Lalela ukukhala kwabantu bami okuvela elizweni elikhatshana besithi: “UThixo kakho eZiyoni na? INkosi yalo kayisekho lapho na?” “Kungani bevuse ulaka lwami ngezifanekiso zabo, langezithombe zezizweni eziyize na?”
20 De oogst is voorbijgaande, de zomer is ten einde; nog zijn wij niet verlost.
“Ukuvuna sekwedlule, ihlobo seliphelile, kodwa kasihlengwanga.”

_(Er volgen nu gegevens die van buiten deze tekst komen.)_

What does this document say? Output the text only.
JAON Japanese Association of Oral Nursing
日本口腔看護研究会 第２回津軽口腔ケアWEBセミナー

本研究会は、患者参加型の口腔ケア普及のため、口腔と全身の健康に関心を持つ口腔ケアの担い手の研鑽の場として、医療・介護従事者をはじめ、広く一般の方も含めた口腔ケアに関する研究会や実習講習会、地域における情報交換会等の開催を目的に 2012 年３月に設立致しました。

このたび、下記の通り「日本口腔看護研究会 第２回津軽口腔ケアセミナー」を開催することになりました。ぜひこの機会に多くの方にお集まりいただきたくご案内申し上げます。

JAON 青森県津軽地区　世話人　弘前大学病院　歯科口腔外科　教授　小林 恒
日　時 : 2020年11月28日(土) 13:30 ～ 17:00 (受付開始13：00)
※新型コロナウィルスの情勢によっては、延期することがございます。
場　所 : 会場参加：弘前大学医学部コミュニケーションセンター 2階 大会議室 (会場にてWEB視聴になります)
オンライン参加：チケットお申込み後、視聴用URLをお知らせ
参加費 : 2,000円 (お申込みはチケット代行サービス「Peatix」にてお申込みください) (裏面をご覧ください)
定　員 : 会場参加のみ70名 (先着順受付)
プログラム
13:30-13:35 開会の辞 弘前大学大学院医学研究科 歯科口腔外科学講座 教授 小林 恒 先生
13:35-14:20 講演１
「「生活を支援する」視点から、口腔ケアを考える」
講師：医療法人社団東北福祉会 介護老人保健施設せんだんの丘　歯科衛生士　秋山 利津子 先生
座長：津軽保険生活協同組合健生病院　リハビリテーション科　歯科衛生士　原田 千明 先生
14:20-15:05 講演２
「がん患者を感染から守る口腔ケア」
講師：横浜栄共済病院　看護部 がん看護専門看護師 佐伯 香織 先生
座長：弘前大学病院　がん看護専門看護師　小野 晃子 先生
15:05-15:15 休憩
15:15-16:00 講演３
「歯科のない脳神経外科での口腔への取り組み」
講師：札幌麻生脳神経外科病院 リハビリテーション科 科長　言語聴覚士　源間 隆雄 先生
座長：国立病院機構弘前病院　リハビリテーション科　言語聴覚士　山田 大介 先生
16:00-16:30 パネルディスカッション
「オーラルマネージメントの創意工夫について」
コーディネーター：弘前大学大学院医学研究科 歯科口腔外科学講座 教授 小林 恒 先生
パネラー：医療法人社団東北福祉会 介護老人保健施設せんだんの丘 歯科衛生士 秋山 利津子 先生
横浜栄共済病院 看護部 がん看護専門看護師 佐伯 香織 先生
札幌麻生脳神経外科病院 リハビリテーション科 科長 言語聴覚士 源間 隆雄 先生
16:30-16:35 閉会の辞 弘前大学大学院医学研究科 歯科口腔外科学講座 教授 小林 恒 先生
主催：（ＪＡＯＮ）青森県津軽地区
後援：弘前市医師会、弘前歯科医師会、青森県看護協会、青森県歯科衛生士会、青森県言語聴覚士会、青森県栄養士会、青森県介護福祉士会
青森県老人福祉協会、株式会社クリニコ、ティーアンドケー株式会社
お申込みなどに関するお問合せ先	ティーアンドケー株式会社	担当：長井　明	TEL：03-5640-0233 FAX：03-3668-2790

21 Ik ben gebroken vanwege de breuk der dochter mijns volks; ik ga in het zwart, ontzetting heeft mij aangegrepen.
Njengoba abantu bami benqotshiwe lami nginqotshiwe, ngiyalila njalo ukwesaba kungiphethe.
22 Is er geen balsem in Gilead? Is er geen heelmeester aldaar? Want waarom is de gezondheid der dochter mijns volks niet gerezen?
Akulamuthi yini eGiliyadi? Kakho yini lomelaphi khona? Pho kungani kungekho kwelatshwa kwenxeba labantu bami na?